31 Ocak 1997 tarihinde, Sincan Belediyesi tarafından düzenlenen Kudüs Gecesi 'nin ardından 4 Şubat 1997 'de Sincan 'da tanklar yürütüldü. Postmodern darbenin tank yürüyüşü ile Ankara 'nın ilçesi Sincan Türkiye 'nin gündemine oturdu. Dönemin Refah Partisi Belediye Başkanı Bekir Yıldız, yaşananlarla ilgili Cihan 'a önemli açıklamalar yaptı.

'Yüzyılın Manşetleri 'isimli televizyon programını izlerken, Kudüs Gecesi 'nin düzenlendiği çadırın içini gösteren görüntüleri durdurduklarını belirten Yıldız, “Arkadaşımız kareyi durduralım dedi. Kareyi durdurduk. Salonda bulunan topluluğu gösteren kareydi. Karede kimler var, kimler yok diye inceledik. Baktık ki bizim tanımadığımız sakallı insanlar var. Halbuki biz Sincan ve Etimesgut 'ta bulunan insanları kimin sakallı kimin sakalsız olduğunu bilirdik. Programlara gelenleri de bilirdik. Baktık ki bizim tanımadığımız bir sürü tipler var. O güne kadar bizim programımıza medya ilgisi yoktu. O gün çok ciddi ilgi olduğu için bunun özel bir çalışma olabileceğini düşünüyoruz.” şeklinde konuştu. Yıldız, gelenlerin devletten mi yoksa başka birileri mi olduğunu bilmediğini belirtti.

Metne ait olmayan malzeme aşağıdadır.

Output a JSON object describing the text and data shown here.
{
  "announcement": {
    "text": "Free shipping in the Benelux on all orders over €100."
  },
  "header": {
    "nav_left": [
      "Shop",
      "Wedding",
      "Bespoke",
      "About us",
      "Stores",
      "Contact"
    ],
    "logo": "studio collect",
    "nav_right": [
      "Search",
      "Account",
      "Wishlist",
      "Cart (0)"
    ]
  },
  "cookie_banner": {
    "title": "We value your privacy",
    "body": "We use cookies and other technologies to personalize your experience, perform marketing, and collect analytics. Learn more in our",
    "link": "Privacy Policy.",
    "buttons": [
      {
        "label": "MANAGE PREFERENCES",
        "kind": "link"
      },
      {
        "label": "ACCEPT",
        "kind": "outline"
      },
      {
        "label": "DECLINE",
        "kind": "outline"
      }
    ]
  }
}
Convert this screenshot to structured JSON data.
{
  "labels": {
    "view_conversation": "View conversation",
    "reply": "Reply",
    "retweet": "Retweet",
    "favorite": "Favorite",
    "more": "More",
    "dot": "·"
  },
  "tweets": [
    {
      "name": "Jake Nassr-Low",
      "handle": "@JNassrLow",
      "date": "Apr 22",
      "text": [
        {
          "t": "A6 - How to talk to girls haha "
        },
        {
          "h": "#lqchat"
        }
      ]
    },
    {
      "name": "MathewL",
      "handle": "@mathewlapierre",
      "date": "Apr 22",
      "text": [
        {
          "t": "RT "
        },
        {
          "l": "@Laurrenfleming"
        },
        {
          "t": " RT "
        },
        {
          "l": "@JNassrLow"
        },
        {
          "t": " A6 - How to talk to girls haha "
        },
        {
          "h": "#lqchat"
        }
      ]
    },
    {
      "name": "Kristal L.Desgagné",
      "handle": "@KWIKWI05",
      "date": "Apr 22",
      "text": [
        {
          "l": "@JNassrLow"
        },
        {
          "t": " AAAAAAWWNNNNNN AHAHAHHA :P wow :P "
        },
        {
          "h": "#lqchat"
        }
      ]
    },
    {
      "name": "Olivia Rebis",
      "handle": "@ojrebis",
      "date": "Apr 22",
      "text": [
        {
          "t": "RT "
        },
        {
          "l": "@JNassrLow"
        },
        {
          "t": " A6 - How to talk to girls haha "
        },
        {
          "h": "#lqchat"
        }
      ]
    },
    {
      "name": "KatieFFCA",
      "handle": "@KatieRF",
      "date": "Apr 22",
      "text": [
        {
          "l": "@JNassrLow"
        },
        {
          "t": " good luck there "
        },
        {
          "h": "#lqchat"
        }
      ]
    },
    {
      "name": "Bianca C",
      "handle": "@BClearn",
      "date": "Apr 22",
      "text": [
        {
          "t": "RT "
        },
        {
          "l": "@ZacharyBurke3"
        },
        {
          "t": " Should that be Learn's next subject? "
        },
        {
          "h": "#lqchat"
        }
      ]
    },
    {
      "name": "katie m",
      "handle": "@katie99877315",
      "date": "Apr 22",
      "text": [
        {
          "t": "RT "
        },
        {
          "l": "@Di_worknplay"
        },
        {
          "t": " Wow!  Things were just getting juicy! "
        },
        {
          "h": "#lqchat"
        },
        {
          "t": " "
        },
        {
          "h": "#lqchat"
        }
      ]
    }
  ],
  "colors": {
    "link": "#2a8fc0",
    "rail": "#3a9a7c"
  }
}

'TELEVİZYONDA KENDİMİ İZLEYİNCE SUÇLU HİSSETMEYE BAŞLIYORDUM '

28 Şubat 1997 Milli Güvenlik Kurulu kararlarının uygulamaya geçmesinin ardından yaşanan travmayı da anlatan Yıldız, gerek gözaltı sürecinde gerekse cezaevinde, televizyondan kendisiyle ilgili haberleri izlediğini belirtti. İzlerken, yapılan propagandadan dolayı kendisini suçlu hissetmeye başladığını dile getiren Yıldız, “Halbuki biz tertemiz bir gece düzenlemiştik. Fakat bunun yansıma biçimleri çok ürkütücüydü, bir kişinin kendini görerek kendinden ürkmesinin ne olduğunu ben çok iyi biliyorum. Zaman ilerledikçe suçluluk psikolojisi insana geliyor. 'Ben suçsuzum ben suçsuzum 'ızdırap duymamak için telkinlerle kendimizi zarar görmemek için gayret sarf ediyorduk. Yavaş yavaş kendini suçlu hissetmeye başlayınca ben suçsuzum diyoruz.” diye konuştu.

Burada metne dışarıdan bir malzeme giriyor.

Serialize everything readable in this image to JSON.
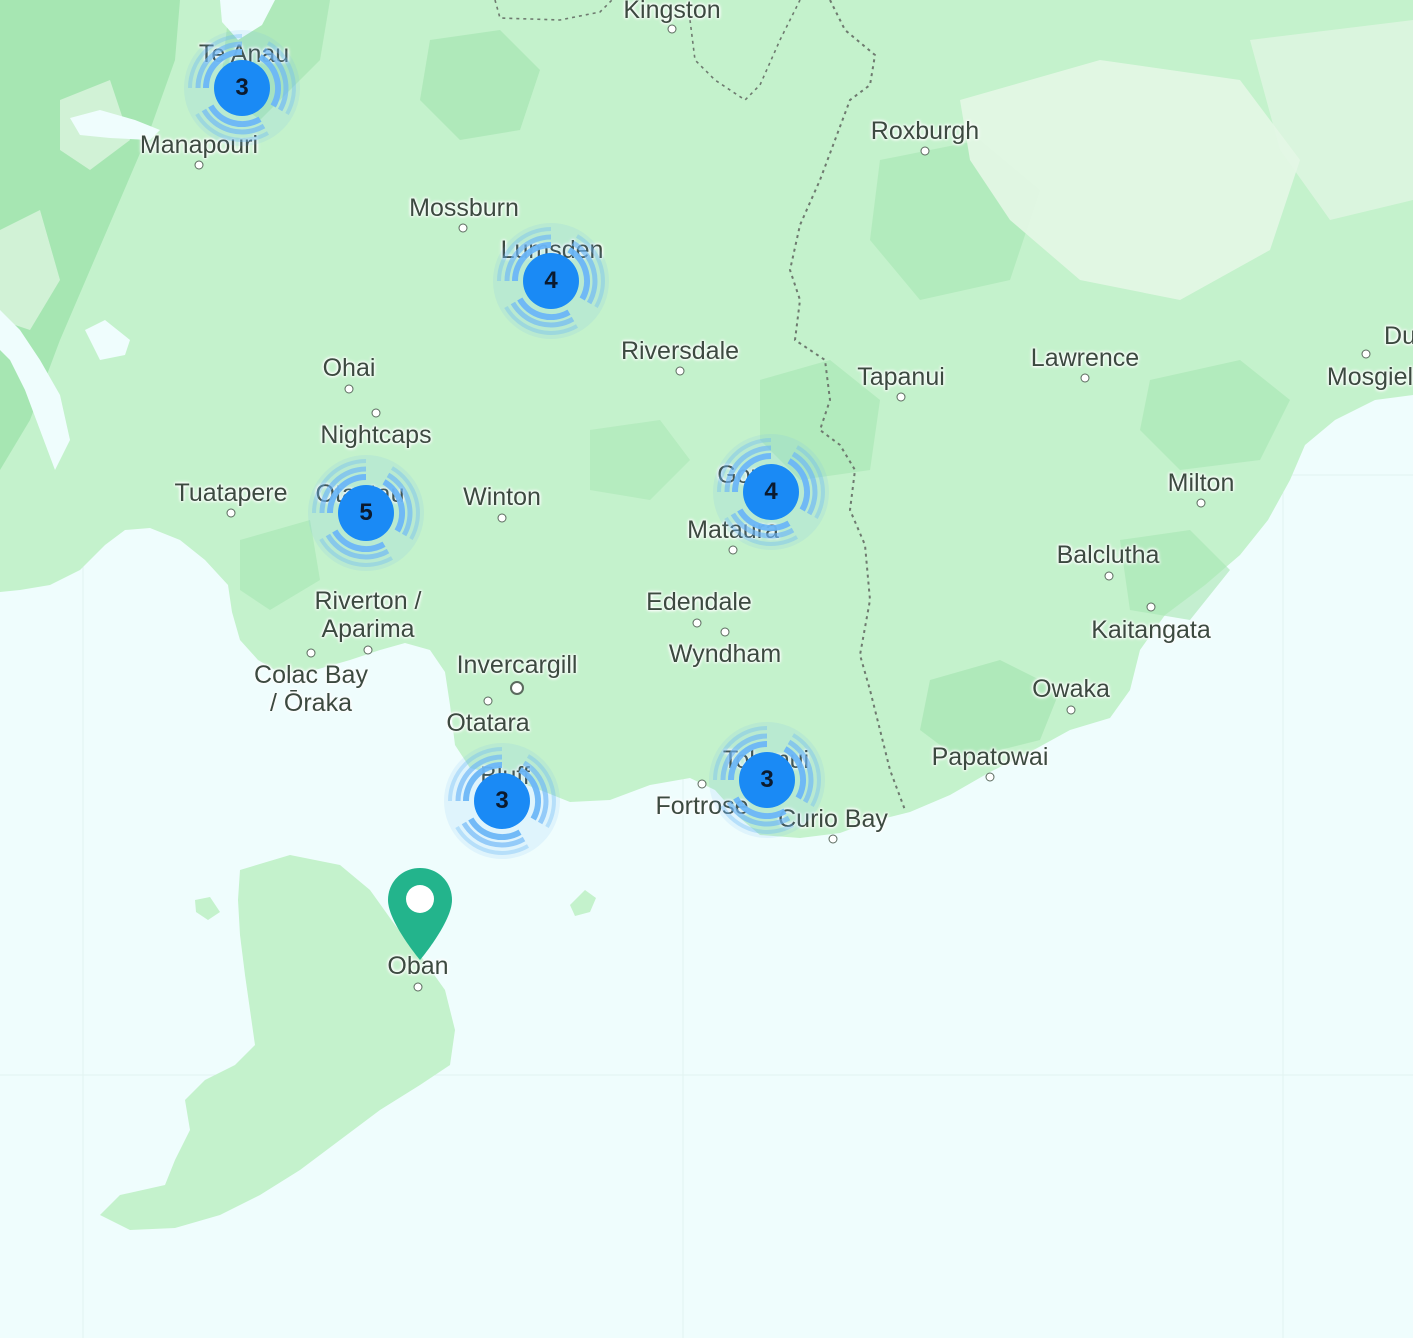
{
  "map": {
    "colors": {
      "sea": "#effdfd",
      "land": "#c4f2cc",
      "land_dark": "#a6e6b2",
      "land_pale": "#e4f7e6",
      "cluster": "#1a8af5",
      "cluster_ring": "#6bb6f7",
      "marker": "#23b48c"
    },
    "places": [
      {
        "id": "kingston",
        "name": "Kingston"
      },
      {
        "id": "te-anau",
        "name": "Te Anau"
      },
      {
        "id": "manapouri",
        "name": "Manapouri"
      },
      {
        "id": "roxburgh",
        "name": "Roxburgh"
      },
      {
        "id": "mossburn",
        "name": "Mossburn"
      },
      {
        "id": "lumsden",
        "name": "Lumsden"
      },
      {
        "id": "riversdale",
        "name": "Riversdale"
      },
      {
        "id": "ohai",
        "name": "Ohai"
      },
      {
        "id": "tapanui",
        "name": "Tapanui"
      },
      {
        "id": "lawrence",
        "name": "Lawrence"
      },
      {
        "id": "du",
        "name": "Du"
      },
      {
        "id": "mosgiel",
        "name": "Mosgiel"
      },
      {
        "id": "nightcaps",
        "name": "Nightcaps"
      },
      {
        "id": "tuatapere",
        "name": "Tuatapere"
      },
      {
        "id": "otautau",
        "name": "Otautau"
      },
      {
        "id": "winton",
        "name": "Winton"
      },
      {
        "id": "gore",
        "name": "Gore"
      },
      {
        "id": "mataura",
        "name": "Mataura"
      },
      {
        "id": "milton",
        "name": "Milton"
      },
      {
        "id": "balclutha",
        "name": "Balclutha"
      },
      {
        "id": "riverton",
        "name": "Riverton /"
      },
      {
        "id": "aparima",
        "name": "Aparima"
      },
      {
        "id": "edendale",
        "name": "Edendale"
      },
      {
        "id": "kaitangata",
        "name": "Kaitangata"
      },
      {
        "id": "wyndham",
        "name": "Wyndham"
      },
      {
        "id": "colac-bay",
        "name": "Colac Bay"
      },
      {
        "id": "oraka",
        "name": "/ Ōraka"
      },
      {
        "id": "invercargill",
        "name": "Invercargill"
      },
      {
        "id": "owaka",
        "name": "Owaka"
      },
      {
        "id": "otatara",
        "name": "Otatara"
      },
      {
        "id": "tokanui",
        "name": "Tokanui"
      },
      {
        "id": "papatowai",
        "name": "Papatowai"
      },
      {
        "id": "bluff",
        "name": "Bluff"
      },
      {
        "id": "fortrose",
        "name": "Fortrose"
      },
      {
        "id": "curio-bay",
        "name": "Curio Bay"
      },
      {
        "id": "oban",
        "name": "Oban"
      }
    ],
    "clusters": [
      {
        "id": "te-anau",
        "count": "3"
      },
      {
        "id": "lumsden",
        "count": "4"
      },
      {
        "id": "otautau",
        "count": "5"
      },
      {
        "id": "gore",
        "count": "4"
      },
      {
        "id": "bluff",
        "count": "3"
      },
      {
        "id": "tokanui",
        "count": "3"
      }
    ],
    "marker": {
      "id": "oban",
      "icon": "map-pin-icon"
    }
  }
}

'KADIN BENİ GÖRÜNCE KORKTU, GÖZLERİM DOLDU '

Toplum genelinde yapılan psikolojik harekatın nasıl sonuç verdiğini de bir vatandaşla karşılaşması sırasında yaşadığını belirten Yıldız, “Sıhhiye Necatibey 'de birkaç milletvekili ve avukatla savunmamla ilgili çalışma yaptık. Asansörden indik. Asansörden iner inmez karşımıza bayan çıktı, ürktü. Gözlerim doldu. Görüntülerin etkisiyle kadın beni görür görmez ürktü. Bu da beni çok üzmüştü. O zaman anladım ki medya çok farklı bir şekilde insanı yansıtabilir, tanıtabilir. Kurdu kuzu, kuzuyu kurt yapabilir, o zaman anlamış oldum.” dedi.

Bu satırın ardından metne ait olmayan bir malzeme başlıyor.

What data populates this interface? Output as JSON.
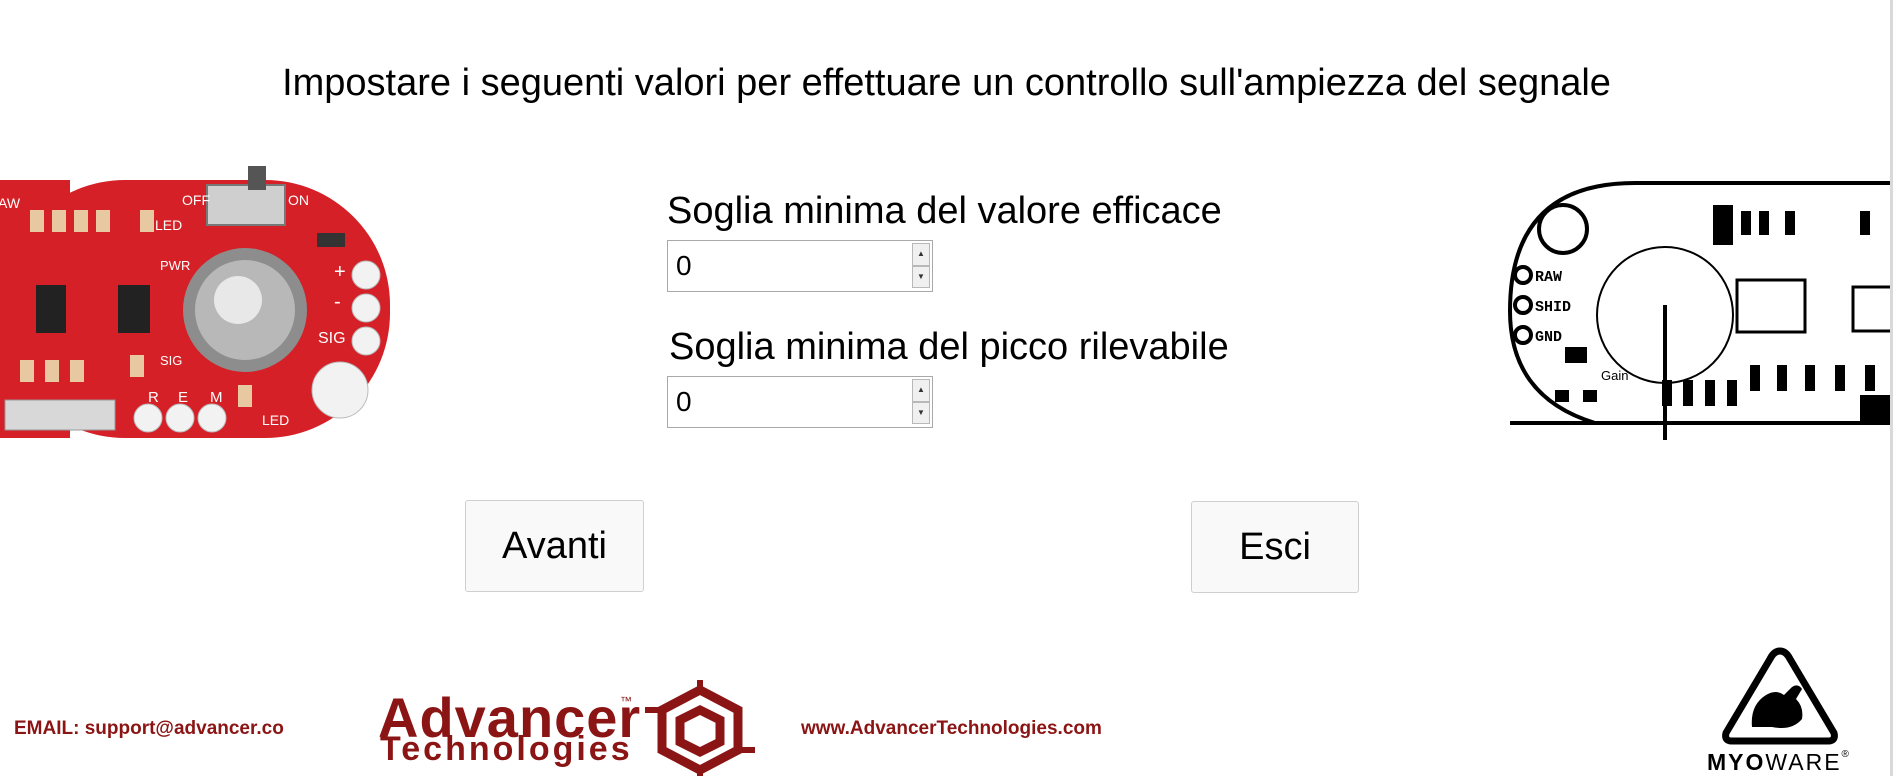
{
  "header": {
    "title": "Impostare i seguenti valori per effettuare un controllo sull'ampiezza del segnale"
  },
  "fields": {
    "rms_threshold": {
      "label": "Soglia minima del valore efficace",
      "value": "0"
    },
    "peak_threshold": {
      "label": "Soglia minima del picco rilevabile",
      "value": "0"
    }
  },
  "buttons": {
    "next_label": "Avanti",
    "exit_label": "Esci"
  },
  "board_left": {
    "labels": [
      "OFF",
      "ON",
      "LED",
      "PWR",
      "SIG",
      "+",
      "-",
      "SIG",
      "R",
      "E",
      "M",
      "LED",
      "AW"
    ]
  },
  "board_right": {
    "labels": [
      "RAW",
      "SHID",
      "GND",
      "Gain"
    ]
  },
  "footer": {
    "email": "EMAIL: support@advancer.co",
    "website": "www.AdvancerTechnologies.com",
    "brand_line1": "Advancer",
    "brand_line2": "Technologies",
    "brand_tm": "™",
    "myoware_bold": "MYO",
    "myoware_rest": "WARE",
    "myoware_reg": "®"
  },
  "colors": {
    "brand_red": "#8b1414",
    "board_red": "#d42026",
    "text": "#000000"
  },
  "icons": {
    "left_board": "myoware-sensor-photo",
    "right_board": "myoware-sensor-diagram",
    "advancer_mark": "hexagonal-logo",
    "myoware_mark": "flexed-arm-triangle"
  }
}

'ASKER EMEKLİSİ HELALLİK İSTEDİ '

Yıldız, 28 Şubat postmodern darbesinin ardından askerlerle herhangi bir yerde karşılaşıp karşılaşmadığı sorusuna, “Rütbesini bilmiyorum ama bir gece eczanede şahıs geldi. Asker emeklisi olduğunu söyledi. Helallik istedi. 'Ben sizinle ilgili rapor tanzim ettim. Sizinle ilgili doğru olmayan bazı şeyleri yazdım 'dedi. Bireysel anlamda helal olsun dedim. Milletle ilgiliyse onlardan helallik isteyin dedim.” cevabını verdi.